Others are probably questioning my very sanity. I might myself if I wasn’t the one actually owning the thoughts. I know I’m quite sane and this perception of the world I’m experiencing is quite common. It is a function of self-awareness and the proper qualification of achievement to life experience in a way that accepts one is both simultaneously responsible for and deserving of such achievements. In some ways I am still coming to emotional and intellectual terms with the deserving part. While I know I am responsible for all these things, the measure it is up against from friends and family and whatnot colors my perception of being deserving.

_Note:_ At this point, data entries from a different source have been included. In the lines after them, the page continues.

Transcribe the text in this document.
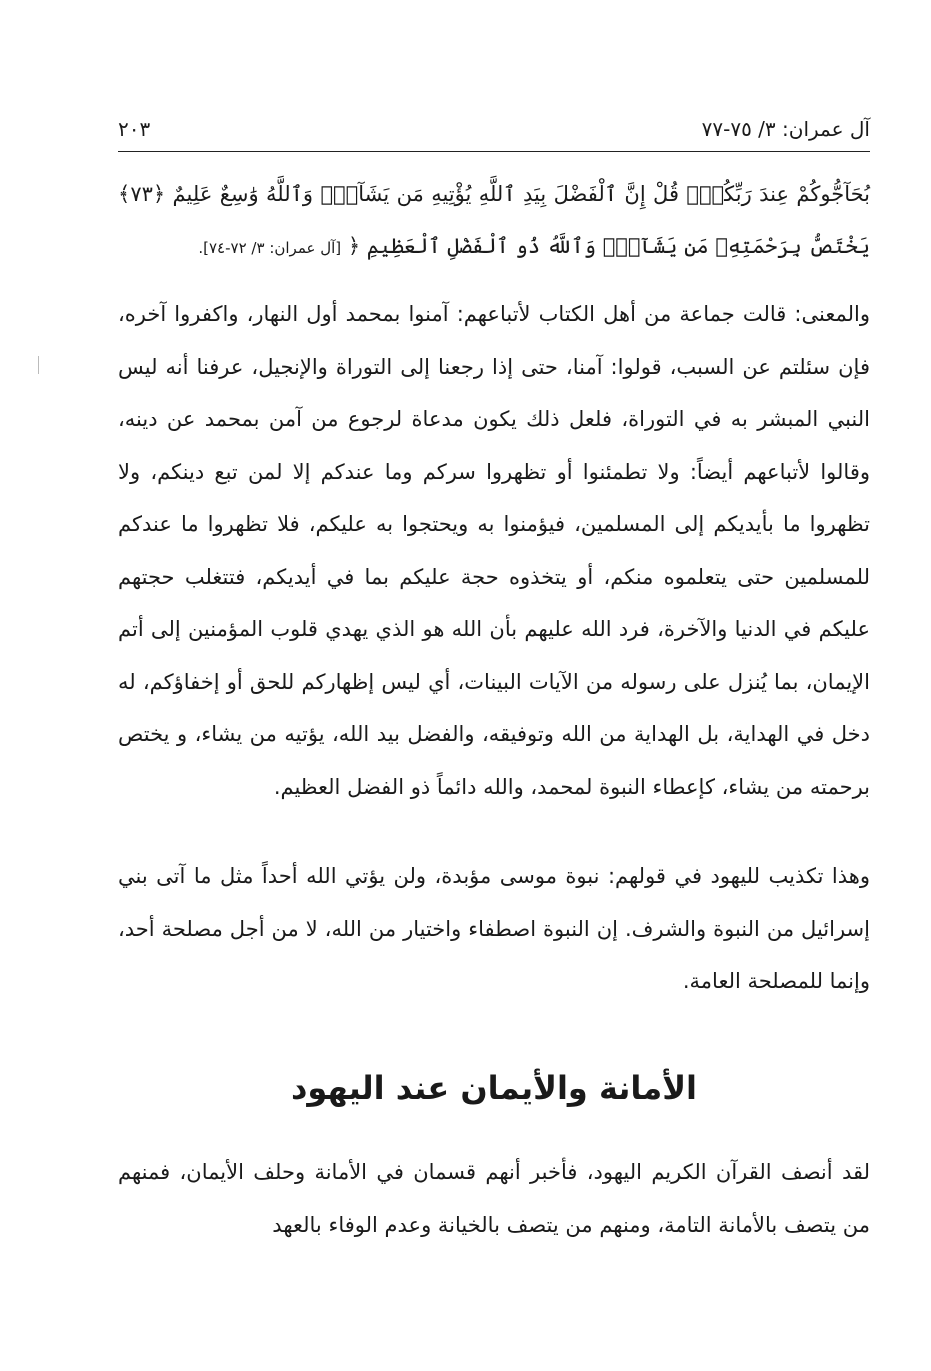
آل عمران: ٣/ ٧٥-٧٧
٢٠٣
بُحَآجُّوكُمْ عِندَ رَبِّكُمْۗ قُلْ إِنَّ ٱلْفَضْلَ بِيَدِ ٱللَّهِ يُؤْتِيهِ مَن يَشَآءُۗ وَٱللَّهُ وَٰسِعٌ عَلِيمٌ ﴿٧٣﴾ يَخْتَصُّ بِرَحْمَتِهِۦ مَن يَشَآءُۗ وَٱللَّهُ ذُو ٱلْفَضْلِ ٱلْعَظِيمِ ﴿ [آل عمران: ٣/ ٧٢-٧٤].

والمعنى: قالت جماعة من أهل الكتاب لأتباعهم: آمنوا بمحمد أول النهار، واكفروا آخره، فإن سئلتم عن السبب، قولوا: آمنا، حتى إذا رجعنا إلى التوراة والإنجيل، عرفنا أنه ليس النبي المبشر به في التوراة، فلعل ذلك يكون مدعاة لرجوع من آمن بمحمد عن دينه، وقالوا لأتباعهم أيضاً: ولا تطمئنوا أو تظهروا سركم وما عندكم إلا لمن تبع دينكم، ولا تظهروا ما بأيديكم إلى المسلمين، فيؤمنوا به ويحتجوا به عليكم، فلا تظهروا ما عندكم للمسلمين حتى يتعلموه منكم، أو يتخذوه حجة عليكم بما في أيديكم، فتتغلب حجتهم عليكم في الدنيا والآخرة، فرد الله عليهم بأن الله هو الذي يهدي قلوب المؤمنين إلى أتم الإيمان، بما يُنزل على رسوله من الآيات البينات، أي ليس إظهاركم للحق أو إخفاؤكم، له دخل في الهداية، بل الهداية من الله وتوفيقه، والفضل بيد الله، يؤتيه من يشاء، و يختص برحمته من يشاء، كإعطاء النبوة لمحمد، والله دائماً ذو الفضل العظيم.

وهذا تكذيب لليهود في قولهم: نبوة موسى مؤبدة، ولن يؤتي الله أحداً مثل ما آتى بني إسرائيل من النبوة والشرف. إن النبوة اصطفاء واختيار من الله، لا من أجل مصلحة أحد، وإنما للمصلحة العامة.

الأمانة والأيمان عند اليهود

لقد أنصف القرآن الكريم اليهود، فأخبر أنهم قسمان في الأمانة وحلف الأيمان، فمنهم من يتصف بالأمانة التامة، ومنهم من يتصف بالخيانة وعدم الوفاء بالعهد
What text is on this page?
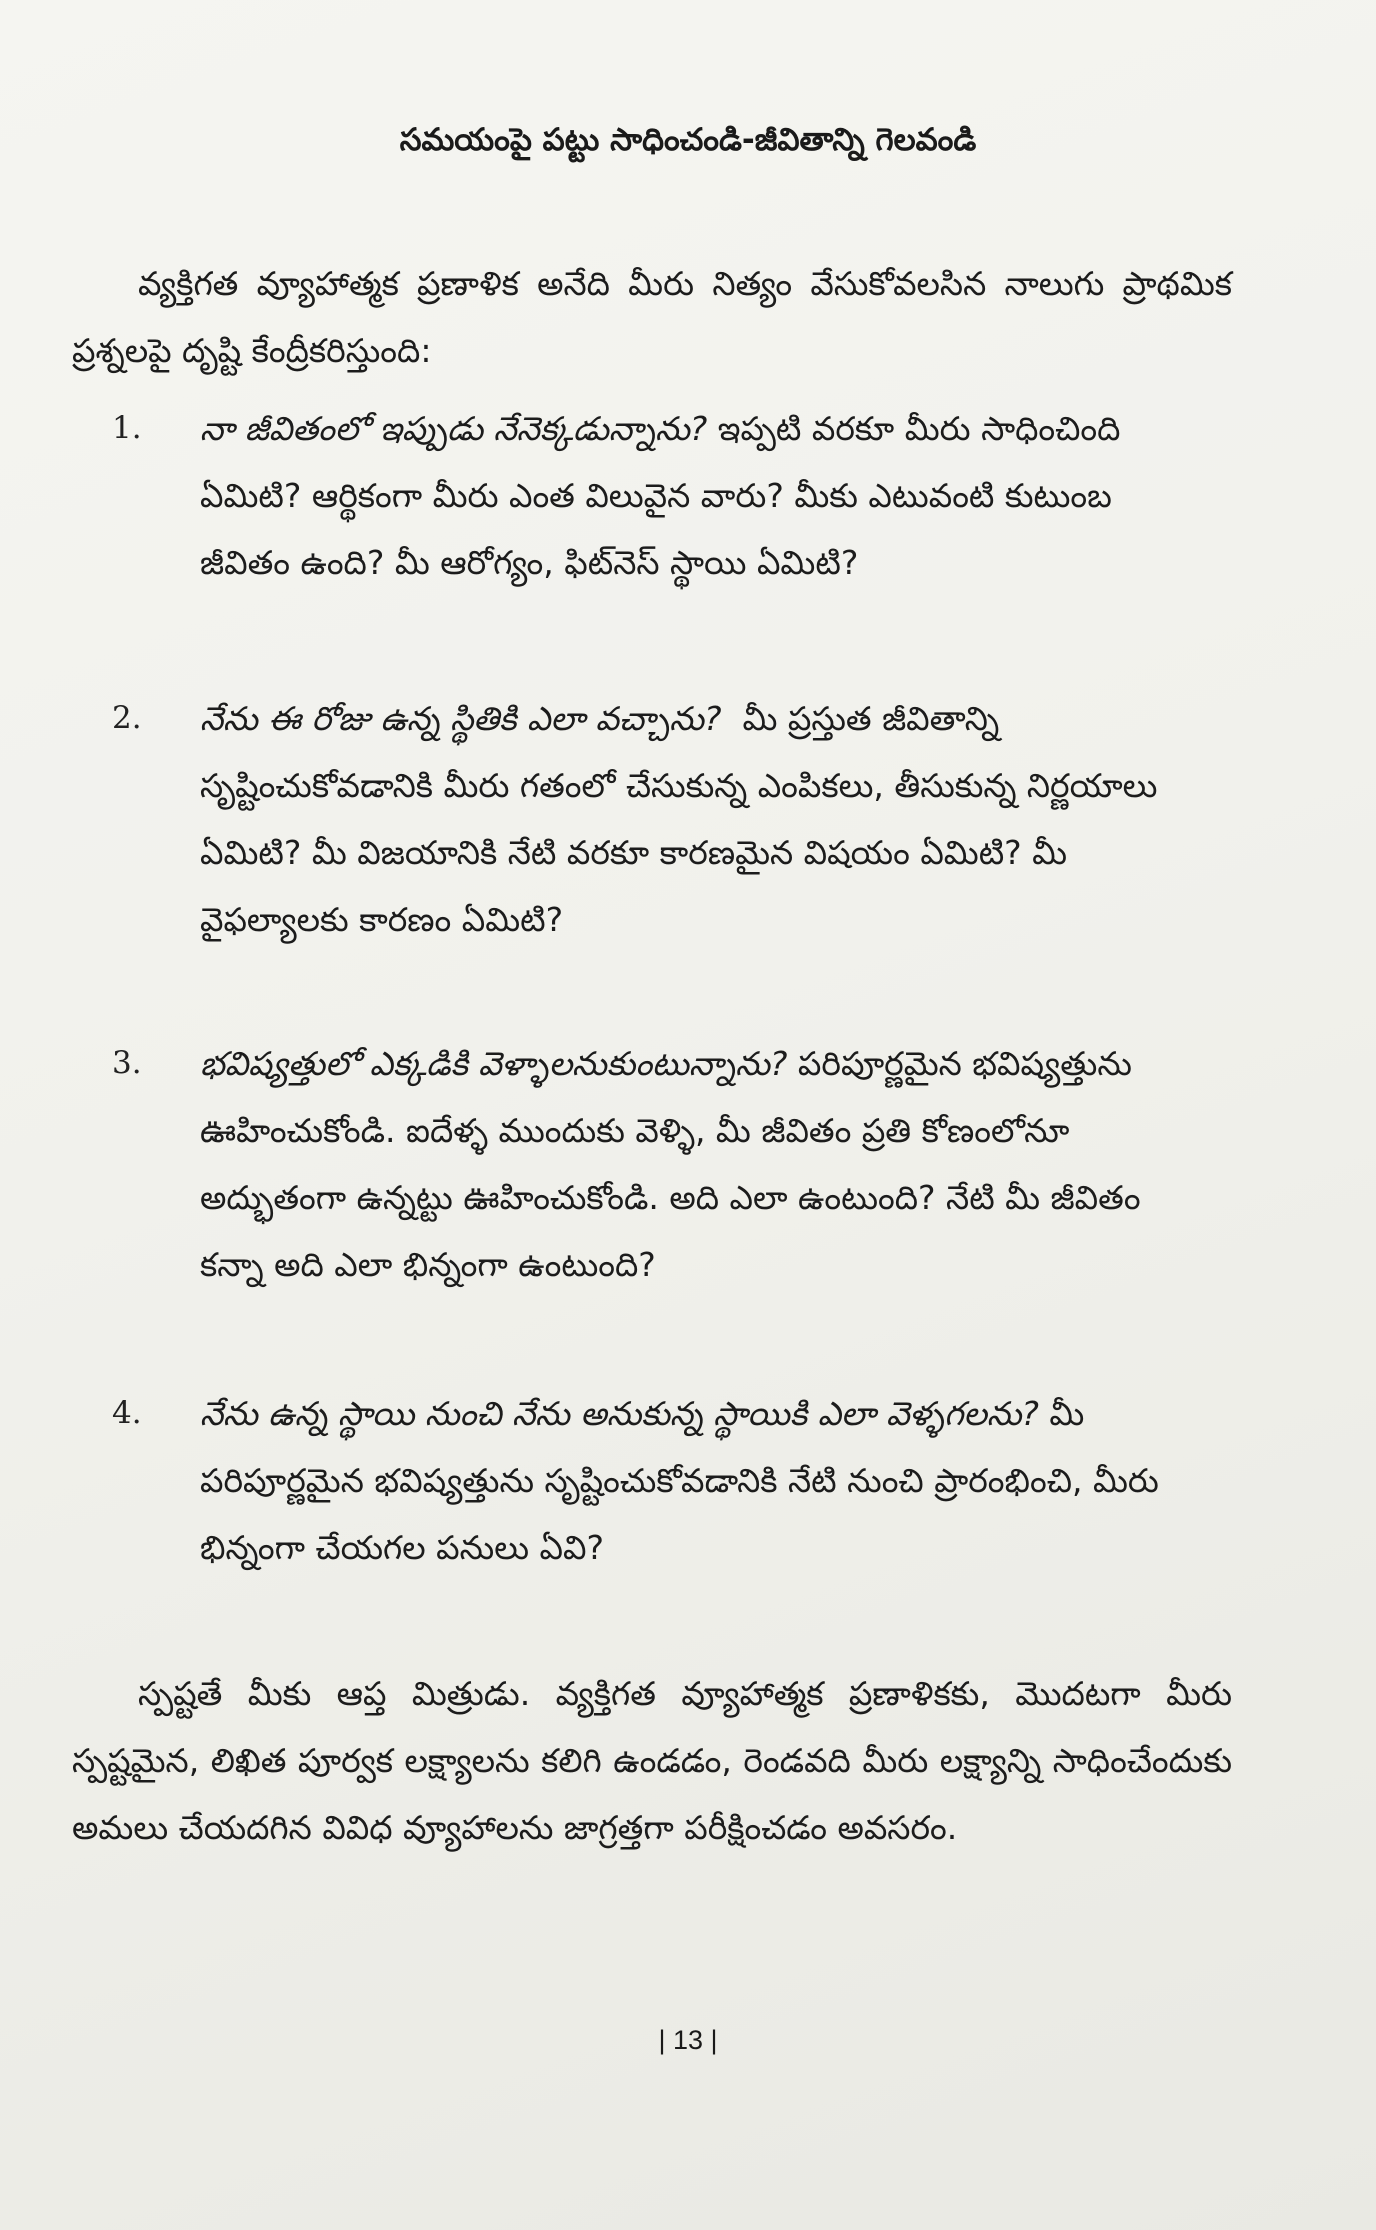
సమయంపై పట్టు సాధించండి-జీవితాన్ని గెలవండి
వ్యక్తిగత వ్యూహాత్మక ప్రణాళిక అనేది మీరు నిత్యం వేసుకోవలసిన నాలుగు ప్రాథమిక ప్రశ్నలపై దృష్టి కేంద్రీకరిస్తుంది:
1. నా జీవితంలో ఇప్పుడు నేనెక్కడున్నాను? ఇప్పటి వరకూ మీరు సాధించింది ఏమిటి? ఆర్థికంగా మీరు ఎంత విలువైన వారు? మీకు ఎటువంటి కుటుంబ జీవితం ఉంది? మీ ఆరోగ్యం, ఫిట్‌నెస్ స్థాయి ఏమిటి?
2. నేను ఈ రోజు ఉన్న స్థితికి ఎలా వచ్చాను?  మీ ప్రస్తుత జీవితాన్ని సృష్టించుకోవడానికి మీరు గతంలో చేసుకున్న ఎంపికలు, తీసుకున్న నిర్ణయాలు ఏమిటి? మీ విజయానికి నేటి వరకూ కారణమైన విషయం ఏమిటి? మీ వైఫల్యాలకు కారణం ఏమిటి?
3. భవిష్యత్తులో ఎక్కడికి వెళ్ళాలనుకుంటున్నాను? పరిపూర్ణమైన భవిష్యత్తును ఊహించుకోండి. ఐదేళ్ళ ముందుకు వెళ్ళి, మీ జీవితం ప్రతి కోణంలోనూ అద్భుతంగా ఉన్నట్టు ఊహించుకోండి. అది ఎలా ఉంటుంది? నేటి మీ జీవితం కన్నా అది ఎలా భిన్నంగా ఉంటుంది?
4. నేను ఉన్న స్థాయి నుంచి నేను అనుకున్న స్థాయికి ఎలా వెళ్ళగలను? మీ పరిపూర్ణమైన భవిష్యత్తును సృష్టించుకోవడానికి నేటి నుంచి ప్రారంభించి, మీరు భిన్నంగా చేయగల పనులు ఏవి?
స్పష్టతే మీకు ఆప్త మిత్రుడు. వ్యక్తిగత వ్యూహాత్మక ప్రణాళికకు, మొదటగా మీరు స్పష్టమైన, లిఖిత పూర్వక లక్ష్యాలను కలిగి ఉండడం, రెండవది మీరు లక్ష్యాన్ని సాధించేందుకు అమలు చేయదగిన వివిధ వ్యూహాలను జాగ్రత్తగా పరీక్షించడం అవసరం.
| 13 |
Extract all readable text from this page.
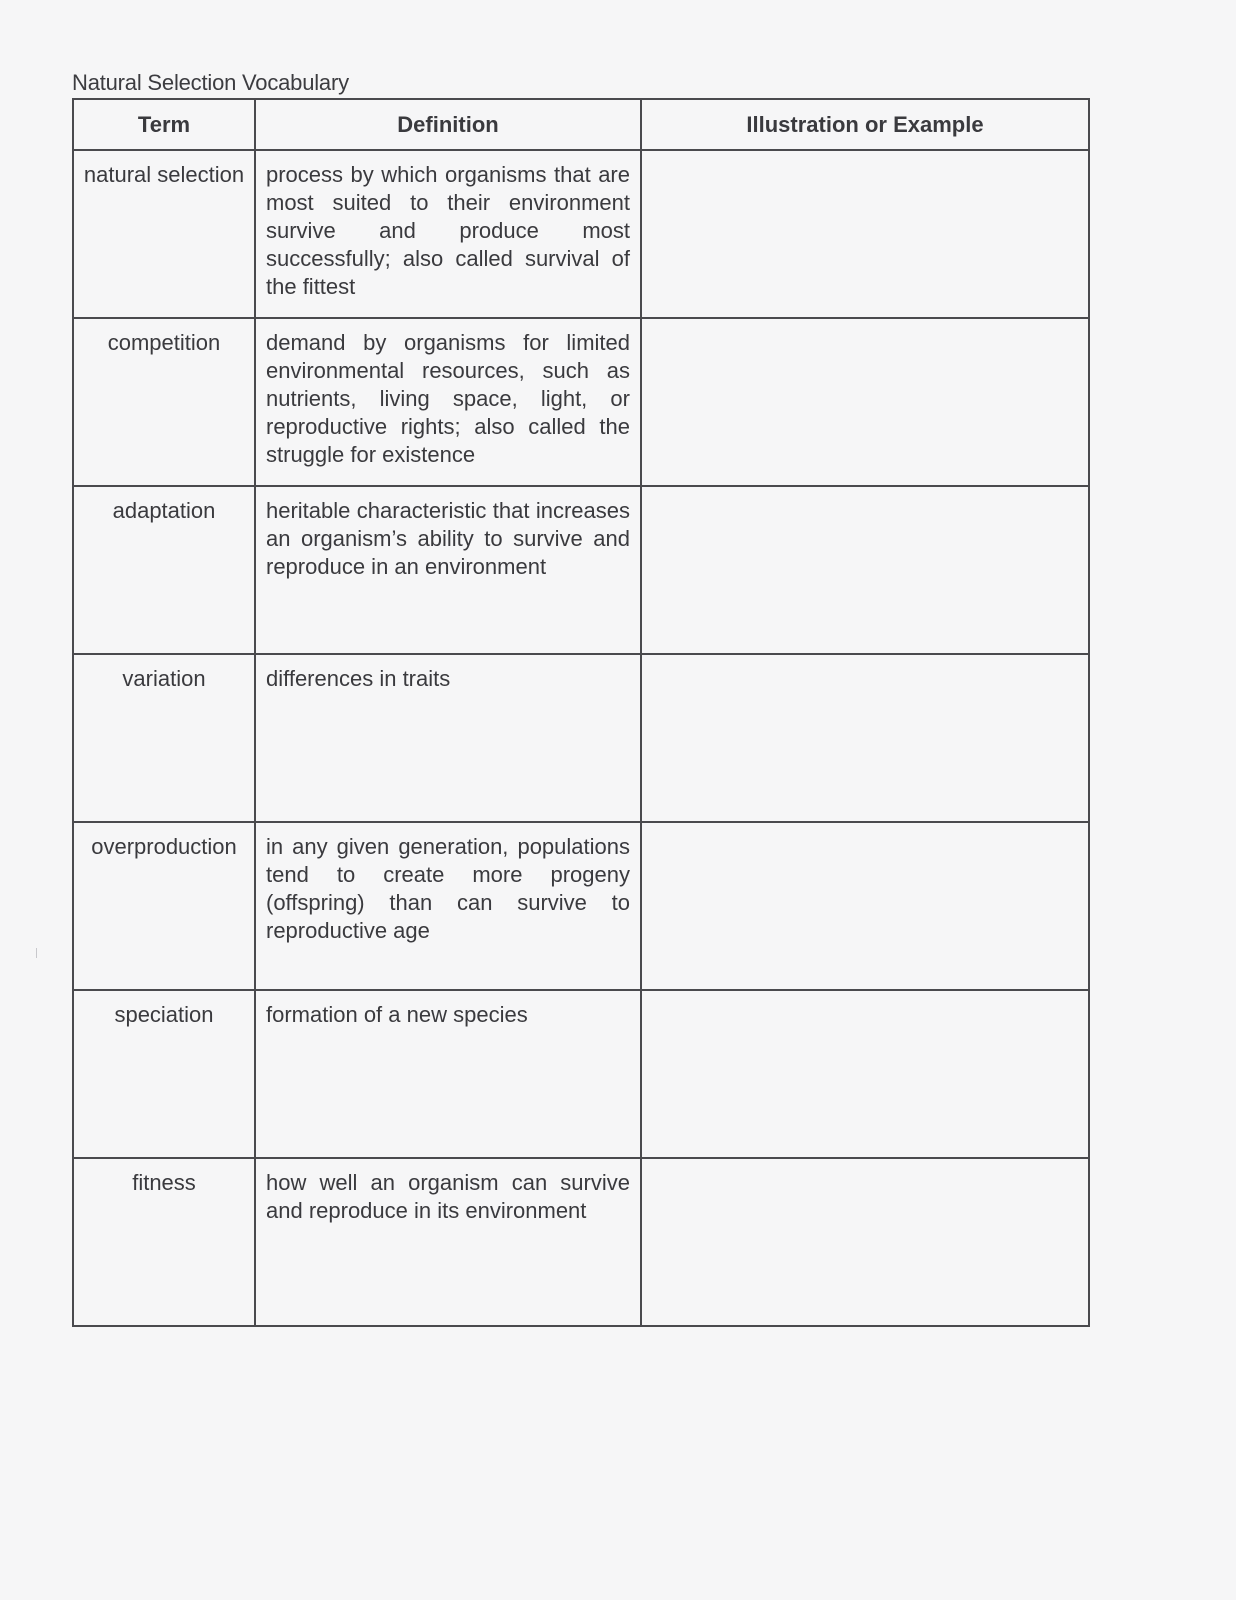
Natural Selection Vocabulary
Term	Definition	Illustration or Example
natural selection	process by which organisms that are most suited to their environment survive and produce most successfully; also called survival of the fittest	
competition	demand by organisms for limited environmental resources, such as nutrients, living space, light, or reproductive rights; also called the struggle for existence	
adaptation	heritable characteristic that increases an organism’s ability to survive and reproduce in an environment	
variation	differences in traits	
overproduction	in any given generation, populations tend to create more progeny (offspring) than can survive to reproductive age	
speciation	formation of a new species	
fitness	how well an organism can survive and reproduce in its environment	
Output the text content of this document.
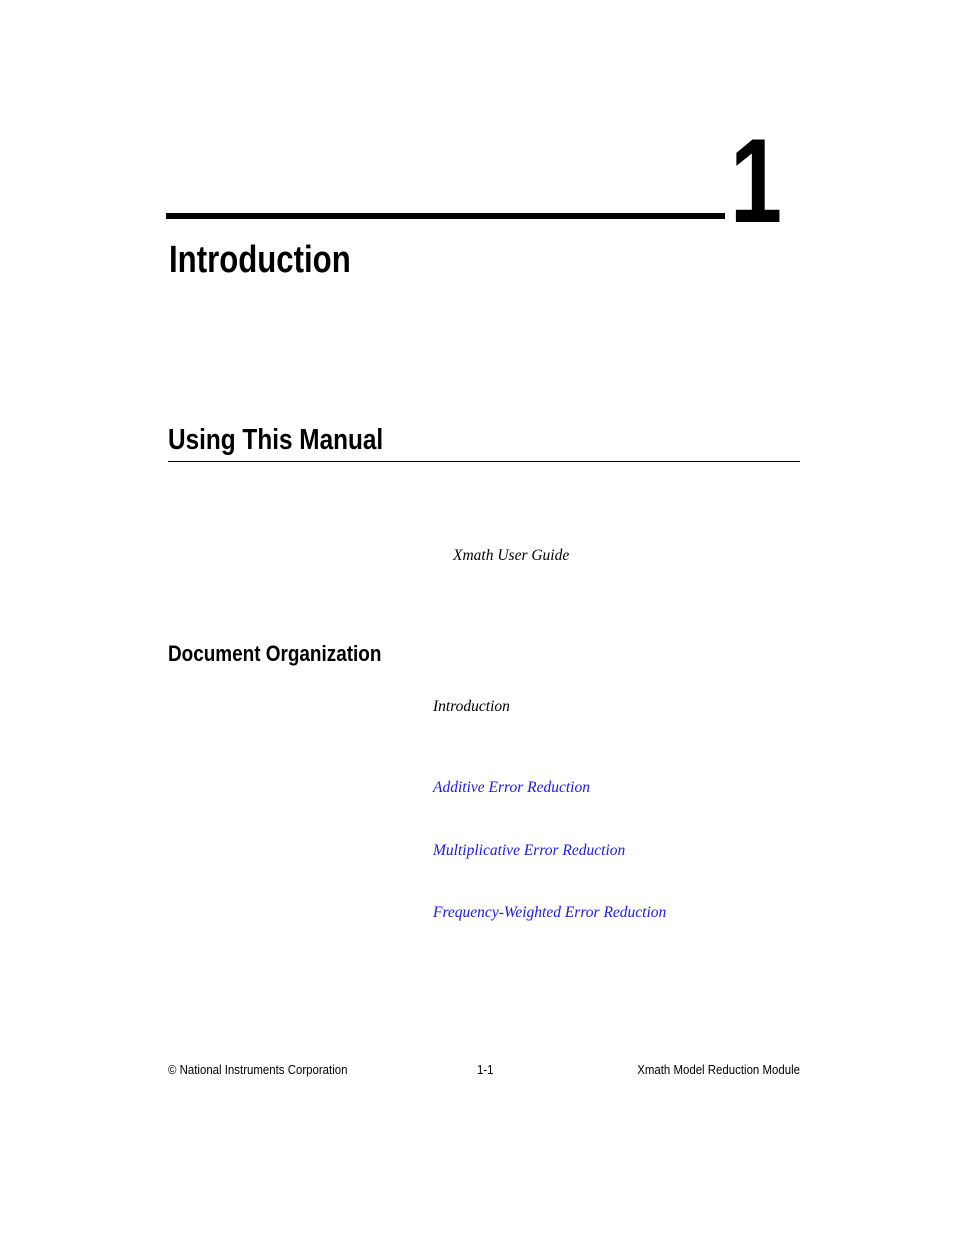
1
Introduction
Using This Manual
Xmath User Guide
Document Organization
Introduction
Additive Error Reduction
Multiplicative Error Reduction
Frequency-Weighted Error Reduction
© National Instruments Corporation	1-1	Xmath Model Reduction Module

I still feel like a kid sometimes despite not actually been one for quite some times. The world occasionally comes across as if I’m viewing it in the rose colored glasses of a rebellious seventeen year old. I might not act the part of the 14 year old or 17 year old or 22 year old outwardly, most of time, but somewhere trapped in my brain that youth is still the evaluator and his perception of himself and the world around him devalues himself, his achievements and so on.
Don’t get me wrong, this isn’t a daily hangup of mine. It’s a deep thought that surfaces on occasions like today as I write this contemplating what it will mean to be a father as well as a forty-something. I am actually looking very forward to both. All else being equal this couldn’t’ve come at a better time… forty is, after all the new thirty and my thirties for the most part were pretty damned awesome.